Now 'Doga' - yoga with dogs - is growing in popularity in the UK, mainly thanks to the efforts of Swiss-born yoga teacher Mahny Djahanguiri.
Watch this BBC video clip and answer the questions below.
The activity is suitable to intermediate students.
1What's Mahny Djahanguir's therapeutic background?
2 How did she start doga?
3 How do doga and yoga differ?
4 How does Mahny know what's beneficial for the dog?
5 How popular is doga these days?
6 With what mental condition does doga work really well?
I’m Mahny Djahanguir and I’m a yoga teacher. I teach yoga not just for humans but yoga for humans and dogs together. And I come from a therapeutic background, of working many, many years in yoga and yoga therapy with children.
I saw people doing yoga on the beach and there were dogs running around freely and I thought, there must be some way of actually doing, combining the traditional yoga with the humans and the dogs together, that the dog can benefit from yoga. It just looked so pure and surreal, just exactly what I wanted to do. It just dawned on me I had to do something about this.
What I started with, I always started with was the breathing and the chanting and yaoming. It works because it centers the person and it centers everything around you.
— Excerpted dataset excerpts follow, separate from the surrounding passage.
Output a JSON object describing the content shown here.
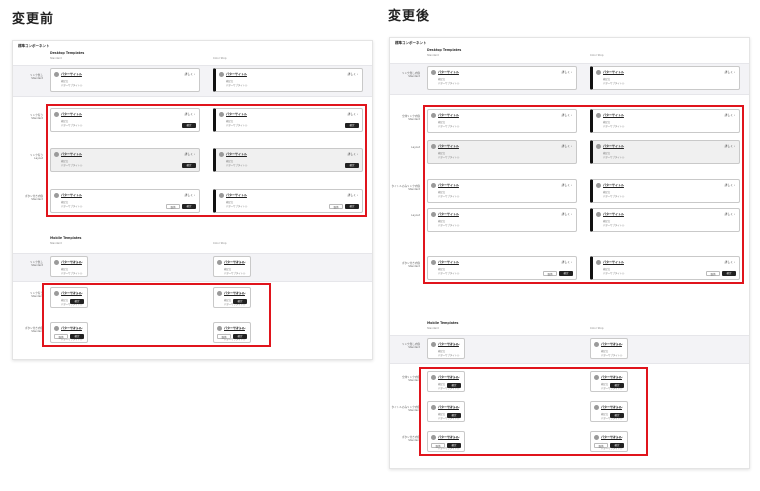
{
  "before": {
    "heading": "変更前",
    "panel_title": "標準コンポーネント",
    "desktop_section": "Desktop Templates",
    "mobile_section": "Mobile Templates",
    "col_standard": "Standard",
    "col_left_stop": "Color Stop",
    "desktop_rows": [
      {
        "label": [
          "リンク無し",
          "Standard"
        ],
        "disabled": false
      },
      {
        "label": [
          "リンク有り",
          "Standard"
        ],
        "disabled": false
      },
      {
        "label": [
          "リンク有り",
          "Layout"
        ],
        "disabled": true
      },
      {
        "label": [
          "ボタン付き内容",
          "Standard"
        ],
        "disabled": false
      }
    ],
    "mobile_rows": [
      {
        "label": [
          "リンク無し",
          "Standard"
        ]
      },
      {
        "label": [
          "リンク有り",
          "Standard"
        ]
      },
      {
        "label": [
          "ボタン付き内容",
          "Standard"
        ]
      }
    ]
  },
  "after": {
    "heading": "変更後",
    "panel_title": "標準コンポーネント",
    "desktop_section": "Desktop Templates",
    "mobile_section": "Mobile Templates",
    "col_standard": "Standard",
    "col_left_stop": "Color Stop",
    "desktop_rows": [
      {
        "label": [
          "リンク無し内容",
          "Standard"
        ],
        "disabled": false
      },
      {
        "label": [
          "全体リンク内容",
          "Standard"
        ],
        "disabled": false
      },
      {
        "label": [
          "",
          "Layout"
        ],
        "disabled": true
      },
      {
        "label": [
          "タイトルのみリンク内容",
          "Standard"
        ],
        "disabled": false
      },
      {
        "label": [
          "",
          "Layout"
        ],
        "disabled": false
      },
      {
        "label": [
          "ボタン付き内容",
          "Standard"
        ],
        "disabled": false
      }
    ],
    "mobile_rows": [
      {
        "label": [
          "リンク無し内容",
          "Standard"
        ]
      },
      {
        "label": [
          "全体リンク内容",
          "Standard"
        ]
      },
      {
        "label": [
          "タイトルのみリンク内容",
          "Standard"
        ]
      },
      {
        "label": [
          "ボタン付き内容",
          "Standard"
        ]
      }
    ]
  },
  "card": {
    "title": "パターサイトル",
    "action": "詳しく ›",
    "line1": "補足文",
    "line2": "パターサブタイトル",
    "btn_cancel": "取消",
    "btn_ok": "確定"
  },
  "colors": {
    "highlight": "#e0141c",
    "dark_button": "#222222",
    "band": "#f3f3f6"
  }
}
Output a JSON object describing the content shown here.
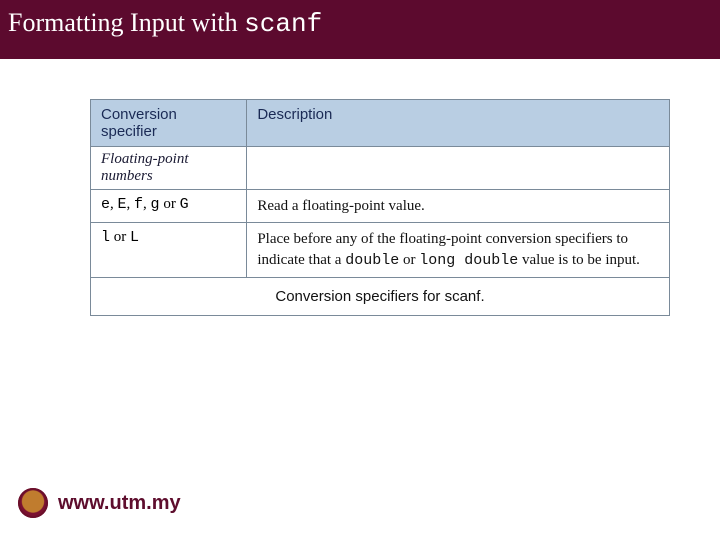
{
  "title": {
    "prefix": "Formatting Input with ",
    "mono": "scanf"
  },
  "table": {
    "headers": {
      "col1": "Conversion specifier",
      "col2": "Description"
    },
    "section_label": "Floating-point numbers",
    "rows": [
      {
        "spec_parts": {
          "a": "e",
          "sep1": ", ",
          "b1": "E",
          "sep2": ", ",
          "b2": "f",
          "sep3": ", ",
          "c": "g",
          "sep4": " or ",
          "d": "G"
        },
        "desc": "Read a floating-point value."
      },
      {
        "spec_parts": {
          "a": "l",
          "sep1": " or ",
          "b": "L"
        },
        "desc_parts": {
          "p1": "Place before any of the floating-point conversion specifiers to indicate that a ",
          "kw1": "double",
          "p2": " or ",
          "kw2": "long double",
          "p3": " value is to be input."
        }
      }
    ],
    "caption": "Conversion specifiers for scanf."
  },
  "footer": {
    "url": "www.utm.my"
  },
  "colors": {
    "header_bg": "#5c0a2e",
    "table_header_bg": "#b9cee3"
  }
}
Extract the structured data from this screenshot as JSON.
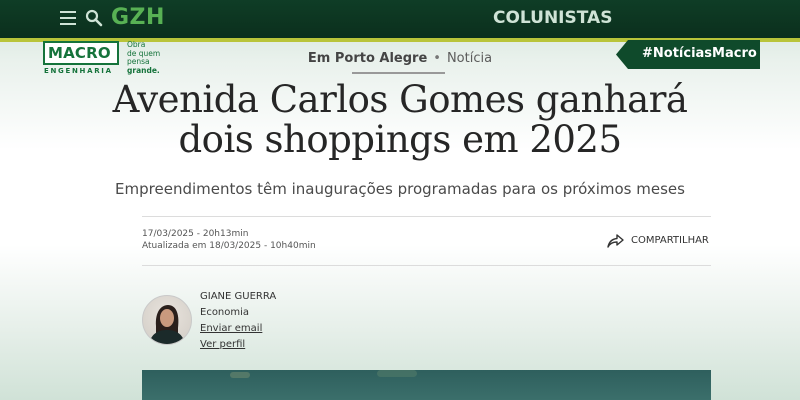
{
  "header": {
    "logo": "GZH",
    "section": "COLUNISTAS",
    "menu_icon": "menu-icon",
    "search_icon": "search-icon"
  },
  "sponsor": {
    "brand": "MACRO",
    "brand_sub": "ENGENHARIA",
    "tagline_lines": [
      "Obra",
      "de quem",
      "pensa",
      "grande."
    ],
    "hashtag": "#NotíciasMacro"
  },
  "article": {
    "kicker_place": "Em Porto Alegre",
    "kicker_separator": "•",
    "kicker_type": "Notícia",
    "headline": "Avenida Carlos Gomes ganhará dois shoppings em 2025",
    "subtitle": "Empreendimentos têm inaugurações programadas para os próximos meses",
    "published": "17/03/2025 - 20h13min",
    "updated": "Atualizada em 18/03/2025 - 10h40min",
    "share_label": "COMPARTILHAR",
    "share_icon": "share-icon"
  },
  "author": {
    "name": "GIANE GUERRA",
    "section": "Economia",
    "email_link": "Enviar email",
    "profile_link": "Ver perfil"
  },
  "colors": {
    "header_bg": "#0f3d26",
    "accent_bar": "#b9c43a",
    "gzh_green": "#58b154",
    "macro_green": "#15733b",
    "banner_bg": "#0f4a2b"
  }
}
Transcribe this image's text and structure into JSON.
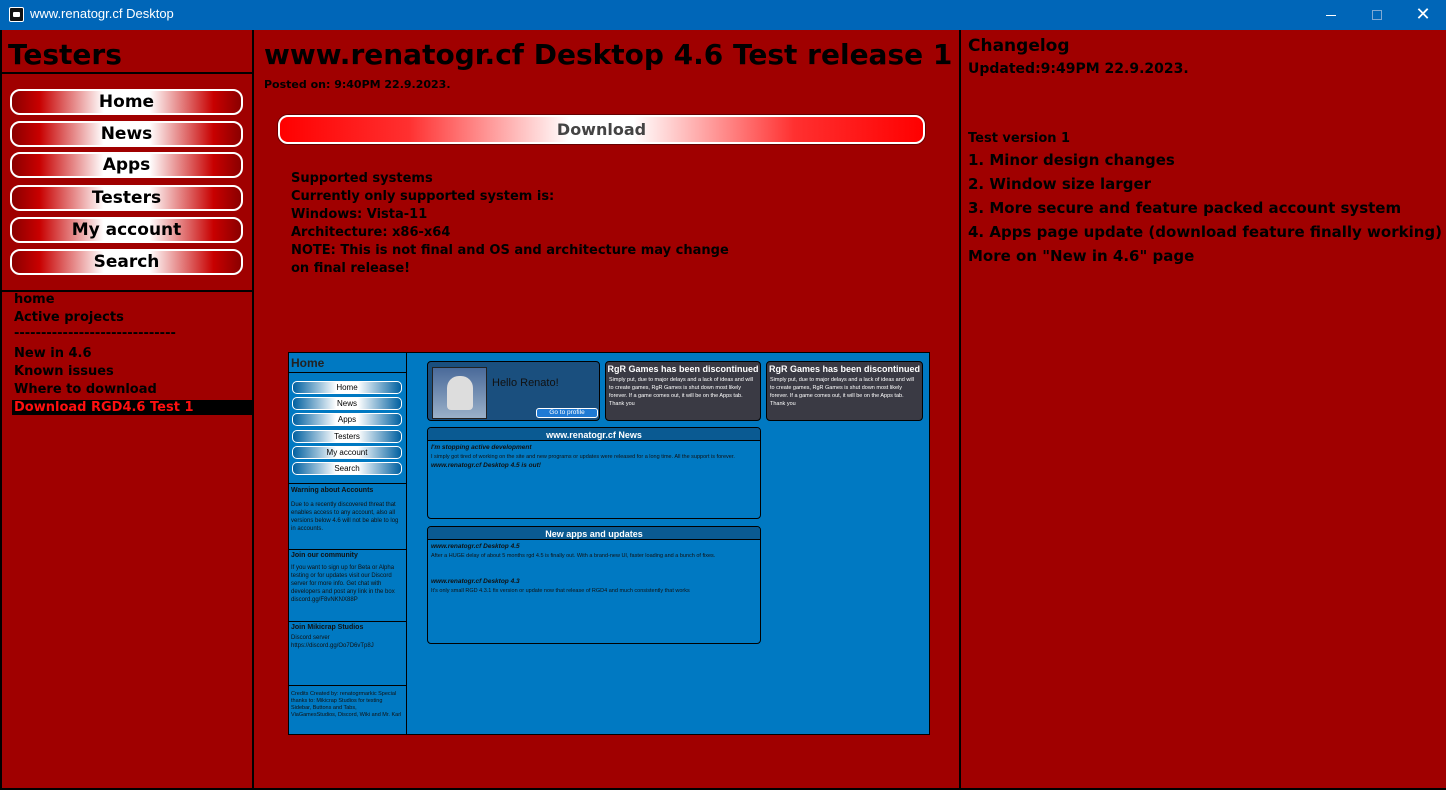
{
  "window": {
    "title": "www.renatogr.cf Desktop",
    "min_label": "",
    "close_label": "✕"
  },
  "sidebar": {
    "heading": "Testers",
    "nav": [
      "Home",
      "News",
      "Apps",
      "Testers",
      "My account",
      "Search"
    ],
    "links": [
      "home",
      "Active projects",
      "------------------------------",
      "New in 4.6",
      "Known issues",
      "Where to download",
      "Download RGD4.6 Test 1"
    ],
    "active_link": "Download RGD4.6 Test 1"
  },
  "main": {
    "title": "www.renatogr.cf Desktop 4.6 Test release 1",
    "posted": "Posted on: 9:40PM 22.9.2023.",
    "download_label": "Download",
    "systems": [
      "Supported systems",
      "Currently only supported system is:",
      "Windows: Vista-11",
      "Architecture: x86-x64",
      "NOTE: This is not final and OS and architecture may change",
      "on final release!"
    ],
    "preview": {
      "sidebar_title": "Home",
      "nav": [
        "Home",
        "News",
        "Apps",
        "Testers",
        "My account",
        "Search"
      ],
      "warning_title": "Warning about Accounts",
      "warning_text": "Due to a recently discovered threat that enables access to any account, also all versions below 4.6 will not be able to log in accounts.",
      "community_title": "Join our community",
      "community_text": "If you want to sign up for Beta or Alpha testing or for updates visit our Discord server for more info. Get chat with developers and post any link in the box discord.gg/F8vNKNX88P",
      "mikicrap_title": "Join Mikicrap Studios",
      "mikicrap_text": "Discord server https://discord.gg/Oo7D6vTp8J",
      "credits_text": "Credits Created by: renatogrmarkic Special thanks to: Mikicrap Studios for testing Sidebar, Buttons and Tabs, ViaGamesStudios, Discord, Wiki and Mr. Karl",
      "hello": "Hello Renato!",
      "profile_btn": "Go to profile",
      "disc_title": "RgR Games has been discontinued",
      "disc_text": "Simply put, due to major delays and a lack of ideas and will to create games, RgR Games is shut down most likely forever. If a game comes out, it will be on the Apps tab. Thank you",
      "news_title": "www.renatogr.cf News",
      "news_sub": "I'm stopping active development",
      "news_text": "I simply got tired of working on the site and new programs or updates were released for a long time. All the support is forever.",
      "news_sub2": "www.renatogr.cf Desktop 4.5 is out!",
      "apps_title": "New apps and updates",
      "apps_sub1": "www.renatogr.cf Desktop 4.5",
      "apps_text1": "After a HUGE delay of about 5 months rgd 4.5 is finally out. With a brand-new UI, faster loading and a bunch of fixes.",
      "apps_sub2": "www.renatogr.cf Desktop 4.3",
      "apps_text2": "It's only small RGD 4.3.1 fix version or update now that release of RGD4 and much consistently that works"
    }
  },
  "changelog": {
    "heading": "Changelog",
    "updated": "Updated:9:49PM 22.9.2023.",
    "version_label": "Test version 1",
    "items": [
      "1. Minor design changes",
      "2. Window size larger",
      "3. More secure and feature packed account system",
      "4. Apps page update (download feature finally working)",
      "More on \"New in 4.6\" page"
    ]
  },
  "colors": {
    "background": "#a00000",
    "titlebar": "#0066b8",
    "preview_bg": "#0079c2",
    "active_link_text": "#ff1010"
  }
}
I changed a little bit because I’ve noticed some doga practitioners and yoga practitioners, owners expect a little bit of movement from the dog as well, so I started to play around a little bit in between doing poses where they can lift their dog up or do a special little extension where the dog extends out, you know, or an upside inversion because the owner does wanna feel that they’re also doing the yoga for the dog.
I don’t have disclaimers at this point but I want it think that I have almost like a mental disclaimer with the owner where I trust them that they know what’s best for the dog.
I think it’s a good exercise… see my little crazy poppy.
I find this cross very happy for poppy.
The poses in itself is just cool, yeah, if you can be the warrior and lift them up, great. If you can’t, just reach out or just do the pose and let your dog sit there or observe you from the side. There’s so many differences in every dog, not just breed, the personality, what I’m getting to know, and it’s so interesting, just they are little people.
I can see doga being introduced worldwide. I’d love to teach workshops and teach communities and shelters, especially shelters for dogs. Also yoga works really well with autism. I use yoga with my autistic clients, two men, they are blind and autistic and we’ve done yoga. They don’t like to touch, they don’t like to be touched but for some reason they’re fine with the dog.
Doga is fantastic, it’s just going to so many therapeutic avenues, that’s what I see and that’s what I want to see come out of this, this work that really let’s get, let’s get everyone to bond free nature.